During the first four years of life, children can name and recognise over one thousand object categories, learn the syntax of their language, and absorb the cultural and social properties of where they grew up. By the age of three, they become one-shot learners in many domains. Linda’s research focusses on cognitive development in young children, and she wants to understand the structure of experiences that gives rise to all of the knowledge that a child obtains in such a short time.
To carry out her research, Linda studies the world from the learner’s point of view, by using cameras, audio recorders and motion-tracking sensors to collect data from babies and young children. These sensors have facilitated different projects, including those that focus on recording 24 hours a day, as the child and their family go about their daily routine, and those that are more focussed data-collection sessions which take place in the laboratory.
One of the big research questions is: how do infants learn from such sparse data? In her presentation, Linda talked about three principles of human learning, and gave research examples to illustrate each:
Linda proposed that, in order to learn rapidly, there must be an alliance between the mechanisms that generate the data, and the mechanisms that do the learning.
Laboratory experiments have shown that learning input is controlled right from the start of a baby’s life. Infants under five months of age preferentially look at simple edge patterns, that is to say patterns with few edges and orientations, and of high contrast. In experiments carried out in Bloomington, Indiana and in Chennai, India, Linda and her team set out to investigate whether this was true in the real world too. Their results indicated that it was – the young babies in both locations favoured simple patterns, typically architectural features, such as windows, countertops and ceiling fans.
The key point is that the training data for these infants is neither a random nor massive collection of images. It is largely biased towards simple patterns. Linda asked whether this could matter for AI? She pointed to research that has shown that pre-training with baby-like simple edge images yields more rapid learning of adult-level downstream tasks.

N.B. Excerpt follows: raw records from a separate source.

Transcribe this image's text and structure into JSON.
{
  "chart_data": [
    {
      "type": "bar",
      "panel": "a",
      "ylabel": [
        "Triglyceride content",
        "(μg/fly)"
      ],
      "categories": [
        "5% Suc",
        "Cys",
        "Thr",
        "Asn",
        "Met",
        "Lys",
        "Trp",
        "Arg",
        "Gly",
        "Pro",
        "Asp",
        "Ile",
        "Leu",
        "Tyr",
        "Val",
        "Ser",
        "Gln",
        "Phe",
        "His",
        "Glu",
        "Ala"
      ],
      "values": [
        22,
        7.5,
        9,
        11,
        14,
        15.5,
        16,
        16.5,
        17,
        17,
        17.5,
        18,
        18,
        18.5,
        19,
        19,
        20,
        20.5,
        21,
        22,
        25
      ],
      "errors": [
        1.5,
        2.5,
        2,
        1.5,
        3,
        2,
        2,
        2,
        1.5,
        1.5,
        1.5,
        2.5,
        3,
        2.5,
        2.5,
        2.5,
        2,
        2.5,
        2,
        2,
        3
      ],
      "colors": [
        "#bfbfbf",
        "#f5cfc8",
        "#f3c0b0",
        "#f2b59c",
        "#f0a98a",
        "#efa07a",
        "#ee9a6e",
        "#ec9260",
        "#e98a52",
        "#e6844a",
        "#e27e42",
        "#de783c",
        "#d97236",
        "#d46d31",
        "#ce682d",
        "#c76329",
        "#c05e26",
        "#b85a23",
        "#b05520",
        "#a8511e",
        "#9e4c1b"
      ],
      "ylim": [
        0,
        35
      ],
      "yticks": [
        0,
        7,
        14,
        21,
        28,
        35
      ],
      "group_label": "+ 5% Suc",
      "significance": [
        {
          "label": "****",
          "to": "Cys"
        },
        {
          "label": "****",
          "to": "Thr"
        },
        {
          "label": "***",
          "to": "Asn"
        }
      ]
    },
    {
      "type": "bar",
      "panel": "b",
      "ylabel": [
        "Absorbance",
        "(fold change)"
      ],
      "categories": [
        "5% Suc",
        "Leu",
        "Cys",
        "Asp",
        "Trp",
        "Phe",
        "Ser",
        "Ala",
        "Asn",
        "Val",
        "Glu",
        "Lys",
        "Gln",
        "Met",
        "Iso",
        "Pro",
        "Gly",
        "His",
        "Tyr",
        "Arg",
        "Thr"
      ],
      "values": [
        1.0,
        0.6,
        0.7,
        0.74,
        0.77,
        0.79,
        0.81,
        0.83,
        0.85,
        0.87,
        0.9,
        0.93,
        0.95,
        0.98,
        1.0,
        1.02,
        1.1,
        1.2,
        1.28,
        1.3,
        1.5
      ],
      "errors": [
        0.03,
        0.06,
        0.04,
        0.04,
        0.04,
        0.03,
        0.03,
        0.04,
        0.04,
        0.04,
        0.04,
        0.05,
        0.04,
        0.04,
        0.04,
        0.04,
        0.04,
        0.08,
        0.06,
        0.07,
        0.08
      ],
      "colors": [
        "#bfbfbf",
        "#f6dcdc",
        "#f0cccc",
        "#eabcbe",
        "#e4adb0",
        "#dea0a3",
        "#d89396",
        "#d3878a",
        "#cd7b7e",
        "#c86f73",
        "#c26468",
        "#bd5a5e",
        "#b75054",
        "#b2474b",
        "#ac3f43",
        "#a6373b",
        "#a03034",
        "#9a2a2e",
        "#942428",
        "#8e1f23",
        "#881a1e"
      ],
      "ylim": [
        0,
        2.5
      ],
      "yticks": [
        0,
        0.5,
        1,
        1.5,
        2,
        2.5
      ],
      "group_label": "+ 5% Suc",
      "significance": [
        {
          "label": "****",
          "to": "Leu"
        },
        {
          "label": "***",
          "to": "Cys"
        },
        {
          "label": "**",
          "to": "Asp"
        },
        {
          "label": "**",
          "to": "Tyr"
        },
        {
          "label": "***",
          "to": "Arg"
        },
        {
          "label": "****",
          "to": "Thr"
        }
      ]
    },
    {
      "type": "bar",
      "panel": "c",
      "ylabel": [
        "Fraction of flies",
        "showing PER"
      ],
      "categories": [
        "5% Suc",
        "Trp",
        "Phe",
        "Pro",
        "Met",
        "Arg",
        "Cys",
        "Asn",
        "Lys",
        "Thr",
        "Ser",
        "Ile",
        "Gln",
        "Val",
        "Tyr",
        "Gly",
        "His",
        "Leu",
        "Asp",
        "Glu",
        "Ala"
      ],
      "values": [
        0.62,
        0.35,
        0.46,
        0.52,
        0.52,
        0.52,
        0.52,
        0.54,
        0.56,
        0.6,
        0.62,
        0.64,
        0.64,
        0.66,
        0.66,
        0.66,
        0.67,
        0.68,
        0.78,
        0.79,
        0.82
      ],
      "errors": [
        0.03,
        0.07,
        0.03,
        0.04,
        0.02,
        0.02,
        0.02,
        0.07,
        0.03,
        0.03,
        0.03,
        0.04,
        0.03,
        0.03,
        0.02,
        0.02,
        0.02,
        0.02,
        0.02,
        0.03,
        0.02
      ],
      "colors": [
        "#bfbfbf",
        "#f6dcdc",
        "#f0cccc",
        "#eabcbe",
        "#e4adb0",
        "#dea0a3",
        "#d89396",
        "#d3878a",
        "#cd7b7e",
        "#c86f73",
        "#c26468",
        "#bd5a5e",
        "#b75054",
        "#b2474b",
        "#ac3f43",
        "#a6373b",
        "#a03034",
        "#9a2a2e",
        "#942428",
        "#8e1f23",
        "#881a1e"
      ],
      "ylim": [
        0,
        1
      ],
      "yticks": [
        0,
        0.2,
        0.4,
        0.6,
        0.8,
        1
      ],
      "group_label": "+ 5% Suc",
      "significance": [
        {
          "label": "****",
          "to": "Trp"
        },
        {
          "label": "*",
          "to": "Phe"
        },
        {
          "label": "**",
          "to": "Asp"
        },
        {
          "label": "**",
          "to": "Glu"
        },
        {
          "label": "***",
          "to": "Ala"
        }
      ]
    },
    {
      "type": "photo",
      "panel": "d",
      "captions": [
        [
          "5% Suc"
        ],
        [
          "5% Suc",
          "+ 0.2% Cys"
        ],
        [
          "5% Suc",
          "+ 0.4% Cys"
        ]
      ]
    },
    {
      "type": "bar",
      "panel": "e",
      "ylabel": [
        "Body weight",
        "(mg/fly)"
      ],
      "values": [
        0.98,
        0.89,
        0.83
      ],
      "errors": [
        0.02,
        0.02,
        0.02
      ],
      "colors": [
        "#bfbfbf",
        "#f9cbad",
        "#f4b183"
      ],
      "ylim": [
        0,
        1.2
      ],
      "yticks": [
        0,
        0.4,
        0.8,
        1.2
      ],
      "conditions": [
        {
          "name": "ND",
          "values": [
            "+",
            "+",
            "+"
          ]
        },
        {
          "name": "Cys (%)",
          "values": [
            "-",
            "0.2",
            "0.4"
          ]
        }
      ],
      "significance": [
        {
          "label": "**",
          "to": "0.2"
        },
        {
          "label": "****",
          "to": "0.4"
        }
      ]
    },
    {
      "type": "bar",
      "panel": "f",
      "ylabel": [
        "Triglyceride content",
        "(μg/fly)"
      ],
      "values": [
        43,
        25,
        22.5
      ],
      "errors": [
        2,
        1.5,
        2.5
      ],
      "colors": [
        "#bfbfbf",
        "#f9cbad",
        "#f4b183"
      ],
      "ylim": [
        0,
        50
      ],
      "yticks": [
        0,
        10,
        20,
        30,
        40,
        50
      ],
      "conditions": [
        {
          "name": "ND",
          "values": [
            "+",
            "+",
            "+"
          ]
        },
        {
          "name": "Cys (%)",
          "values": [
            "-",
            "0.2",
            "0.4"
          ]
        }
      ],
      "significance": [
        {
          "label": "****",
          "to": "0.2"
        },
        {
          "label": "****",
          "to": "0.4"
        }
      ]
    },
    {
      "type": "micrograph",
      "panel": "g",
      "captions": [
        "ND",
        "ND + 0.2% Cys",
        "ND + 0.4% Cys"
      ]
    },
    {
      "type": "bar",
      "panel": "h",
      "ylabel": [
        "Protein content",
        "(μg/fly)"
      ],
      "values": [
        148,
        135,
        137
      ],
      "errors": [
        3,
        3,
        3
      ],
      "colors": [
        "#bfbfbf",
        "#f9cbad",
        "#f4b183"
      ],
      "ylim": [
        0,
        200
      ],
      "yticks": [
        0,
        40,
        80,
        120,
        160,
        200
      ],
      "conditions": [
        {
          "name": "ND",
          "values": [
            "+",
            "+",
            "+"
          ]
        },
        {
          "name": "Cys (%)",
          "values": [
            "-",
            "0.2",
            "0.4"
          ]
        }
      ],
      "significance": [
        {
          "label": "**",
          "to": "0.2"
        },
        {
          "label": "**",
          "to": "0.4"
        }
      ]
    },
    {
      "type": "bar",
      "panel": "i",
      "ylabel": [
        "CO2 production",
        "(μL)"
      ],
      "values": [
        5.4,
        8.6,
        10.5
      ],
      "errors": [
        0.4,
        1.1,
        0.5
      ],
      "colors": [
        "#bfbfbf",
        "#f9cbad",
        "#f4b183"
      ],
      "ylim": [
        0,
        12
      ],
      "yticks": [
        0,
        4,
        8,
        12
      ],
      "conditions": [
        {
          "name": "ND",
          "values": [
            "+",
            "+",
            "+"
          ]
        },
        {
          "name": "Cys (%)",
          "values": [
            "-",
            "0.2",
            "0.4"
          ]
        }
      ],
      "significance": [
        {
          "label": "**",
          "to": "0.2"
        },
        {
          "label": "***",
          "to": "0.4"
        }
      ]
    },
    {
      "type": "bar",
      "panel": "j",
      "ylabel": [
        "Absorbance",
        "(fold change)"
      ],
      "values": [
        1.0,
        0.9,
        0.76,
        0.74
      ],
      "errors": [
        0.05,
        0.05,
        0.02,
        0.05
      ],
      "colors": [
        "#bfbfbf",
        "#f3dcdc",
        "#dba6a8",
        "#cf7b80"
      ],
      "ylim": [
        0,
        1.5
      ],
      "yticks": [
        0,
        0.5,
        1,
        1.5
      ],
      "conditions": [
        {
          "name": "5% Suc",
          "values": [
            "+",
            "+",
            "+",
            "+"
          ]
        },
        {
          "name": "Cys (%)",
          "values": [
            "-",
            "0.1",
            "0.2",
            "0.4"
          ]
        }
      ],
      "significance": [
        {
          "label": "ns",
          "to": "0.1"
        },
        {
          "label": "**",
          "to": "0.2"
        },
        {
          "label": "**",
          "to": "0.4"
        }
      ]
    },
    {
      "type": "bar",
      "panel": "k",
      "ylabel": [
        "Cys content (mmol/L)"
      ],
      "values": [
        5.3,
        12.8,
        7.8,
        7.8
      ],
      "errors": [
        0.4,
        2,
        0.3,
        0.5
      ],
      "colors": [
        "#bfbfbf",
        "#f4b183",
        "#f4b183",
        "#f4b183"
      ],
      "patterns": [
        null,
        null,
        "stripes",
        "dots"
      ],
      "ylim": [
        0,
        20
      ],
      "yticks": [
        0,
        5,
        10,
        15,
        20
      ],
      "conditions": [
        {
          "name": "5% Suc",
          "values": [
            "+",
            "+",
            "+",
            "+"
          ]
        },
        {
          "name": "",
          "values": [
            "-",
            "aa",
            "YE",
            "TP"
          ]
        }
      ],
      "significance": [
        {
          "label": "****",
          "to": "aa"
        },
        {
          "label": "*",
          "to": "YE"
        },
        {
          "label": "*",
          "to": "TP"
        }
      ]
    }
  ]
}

As children progress through the early stages of life, their training data changes. The data are not the same for young babies are they are for toddlers. Toddlers are more mobile than babies, and they have different interests, and this leads them to absorb different data. Linda’s research shows that early in infancy faces are the dominant object of interest, with 15 mins of every waking hour spent looking at faces. When children reach 12 months, this changes, and they spend a third of their time looking at hands, specifically hands acting on objects.

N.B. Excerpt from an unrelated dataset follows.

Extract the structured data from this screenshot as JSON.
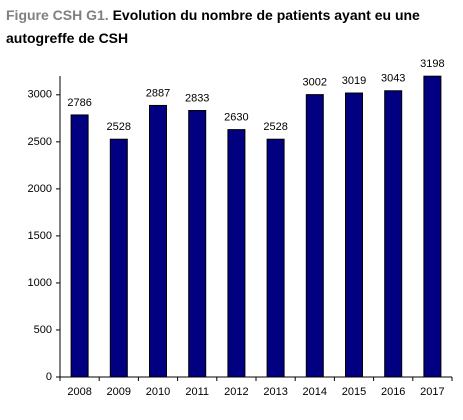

Before the age of one, children have formed associations between the visual features of an object and the sound of the word that represents it. Many of these early associations come from mealtimes, with words like “spoon”, “banana” and “yogurt” being among the earliest learnt. Linda and her team looked at footage that they had collected from head-mounted cameras worn by babies whilst in their homes. They studied data relating to 40 object categories that are known to be recognised early on in a baby’s life. The team focussed on how often these objects were visible at each mealtime setting, and how often the objects were mentioned. Some objects, such as chairs and tables, were visible almost all the time, whereas others, such as pizzas and crackers, were visible much less often. Interestingly, when it came to the object names (i.e. when they were audibly spoken) they occurred quite rarely. So the question they asked was: how are the babies learning the associations?
Linda believes that the answer can be found by looking at what is happening in single episodes, rather than looking at an aggregation of the data. She found that there were single episodes in which an object was present during the mealtime and was named a handful of times. This indicates that a child only needs to experience one episode where a pizza is named to know for the rest of its life what a pizza is.
One area of ongoing research for Linda concerns trying to understand the structure of episodes as time theories of different events. An event that happens at one point in time is going to influence what happens at a later time, creating correlations in space and time. There are bursts of activity, sandwiched between periods of sparsity. The idea is that it is these clusters of activity that create permanent memories of one-time events.
In concluding, Linda returned to the question of how children learn so quickly from sparse data. She believes that the answer lies in the statistics of experience and how data is created by the learner under the physical constraints of space and time. Further research will focus on her theory that the data is both generated and learned by the same internal processes.